Yapılan araştırmada dünya genelinde 800 bine yakın örnekleme noktasında arsenik, kadmiyum, kobalt, krom, bakır, nikel ve kurşun ile toprak kirliliğine ilişkin küresel bir veri tabanı analiz edildi. Buna ek olarak tarımsal ve insan sağlığı eşiklerinin aşıldığı kirlilik alanlarını haritalamak için makine öğrenimi teknikleri de kullanıldı.
Araştırma, küresel olarak ekili alanların %14 ila 17'sinin toksik metal kirliliğinden etkilendiğini ve dünya genelinde yaklaşık 1,4 milyar insanın toksik metallerle önemli ölçüde kirlenmiş, bir başka deyişle halk sağlığı ve ekolojik risklerin yüksek olduğu bölgelerde yaşadığını ortaya koyuyor.

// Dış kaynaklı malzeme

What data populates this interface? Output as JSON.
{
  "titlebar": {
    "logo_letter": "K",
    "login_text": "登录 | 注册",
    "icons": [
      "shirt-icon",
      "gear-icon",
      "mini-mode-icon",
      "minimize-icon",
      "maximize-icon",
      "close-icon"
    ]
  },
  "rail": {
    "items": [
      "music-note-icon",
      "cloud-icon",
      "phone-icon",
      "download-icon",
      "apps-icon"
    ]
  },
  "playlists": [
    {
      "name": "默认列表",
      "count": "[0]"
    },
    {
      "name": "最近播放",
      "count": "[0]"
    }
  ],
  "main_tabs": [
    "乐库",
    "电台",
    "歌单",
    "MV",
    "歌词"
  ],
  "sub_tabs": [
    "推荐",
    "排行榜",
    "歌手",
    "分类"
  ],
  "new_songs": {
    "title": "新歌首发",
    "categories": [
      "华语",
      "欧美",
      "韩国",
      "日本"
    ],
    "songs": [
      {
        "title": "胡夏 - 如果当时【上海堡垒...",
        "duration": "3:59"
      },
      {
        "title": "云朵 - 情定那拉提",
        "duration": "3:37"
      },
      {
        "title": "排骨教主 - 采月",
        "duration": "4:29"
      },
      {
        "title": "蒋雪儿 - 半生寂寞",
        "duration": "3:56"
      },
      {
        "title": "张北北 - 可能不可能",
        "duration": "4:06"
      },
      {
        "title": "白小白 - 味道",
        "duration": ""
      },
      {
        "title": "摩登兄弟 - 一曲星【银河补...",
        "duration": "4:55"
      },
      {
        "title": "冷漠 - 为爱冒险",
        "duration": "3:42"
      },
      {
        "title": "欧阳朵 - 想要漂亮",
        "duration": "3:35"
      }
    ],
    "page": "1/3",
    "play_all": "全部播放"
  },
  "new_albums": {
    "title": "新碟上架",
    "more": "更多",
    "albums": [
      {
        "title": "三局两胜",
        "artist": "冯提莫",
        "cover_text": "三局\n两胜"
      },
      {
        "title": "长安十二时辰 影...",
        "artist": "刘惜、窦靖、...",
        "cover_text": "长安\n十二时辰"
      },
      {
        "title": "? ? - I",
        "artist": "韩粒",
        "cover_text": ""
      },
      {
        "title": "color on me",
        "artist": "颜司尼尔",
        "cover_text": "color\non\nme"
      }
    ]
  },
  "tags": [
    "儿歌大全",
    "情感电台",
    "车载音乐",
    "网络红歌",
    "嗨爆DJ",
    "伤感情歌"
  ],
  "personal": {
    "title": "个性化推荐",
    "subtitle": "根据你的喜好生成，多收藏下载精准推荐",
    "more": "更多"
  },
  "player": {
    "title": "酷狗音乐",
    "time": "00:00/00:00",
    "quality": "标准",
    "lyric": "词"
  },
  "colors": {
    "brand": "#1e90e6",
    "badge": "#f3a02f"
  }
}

Türkiye’yi de kapsayan toksik ağır metal koridoru
Çalışmanın dikkat çekici bulgularından biri, Güneydoğu Asya'dan Güneybatı Avrupa'ya uzanan ve "ağır metalce zenginleşmiş koridor" olarak adlandırılan bir bölgenin tespit edilmesi.

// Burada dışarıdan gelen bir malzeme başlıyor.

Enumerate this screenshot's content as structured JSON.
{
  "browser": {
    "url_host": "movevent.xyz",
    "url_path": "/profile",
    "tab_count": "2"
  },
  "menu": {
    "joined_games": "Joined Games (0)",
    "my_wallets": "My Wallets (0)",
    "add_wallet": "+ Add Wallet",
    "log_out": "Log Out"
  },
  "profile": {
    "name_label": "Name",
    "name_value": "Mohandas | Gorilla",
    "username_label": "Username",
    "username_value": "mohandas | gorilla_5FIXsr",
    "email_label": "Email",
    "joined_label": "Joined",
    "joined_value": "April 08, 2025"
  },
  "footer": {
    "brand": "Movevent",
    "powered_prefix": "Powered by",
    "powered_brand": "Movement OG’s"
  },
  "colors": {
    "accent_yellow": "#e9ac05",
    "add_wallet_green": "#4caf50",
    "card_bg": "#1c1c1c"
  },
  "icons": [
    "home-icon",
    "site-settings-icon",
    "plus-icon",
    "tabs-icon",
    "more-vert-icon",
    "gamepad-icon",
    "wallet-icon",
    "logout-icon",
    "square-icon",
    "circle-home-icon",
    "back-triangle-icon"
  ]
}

Ağır metalce zenginleşmiş koridor, doğal ve antropojenik (insan kaynaklı) süreçler sonucu toprakta ve yer altı kaynaklarında toksik metal birikimlerinin görüldüğü geniş coğrafi bant ya da kuşak olarak da ifade edilebilir.
Çalışma, arsenik, kurşun, kadmiyum, kobalt, krom, bakır ve nikel gibi toksik metallerin jeolojik ve insan faaliyetleri sonucu anormal yoğunlukta biriktiği bu bölgeler genellikle tarihsel madencilik bölgeleri, sanayi faaliyetlerinin yoğunlaştığı alanlar veya metal açısından zengin yer altı katmanları ve jeolojik oluşumlarla örtüşüyor.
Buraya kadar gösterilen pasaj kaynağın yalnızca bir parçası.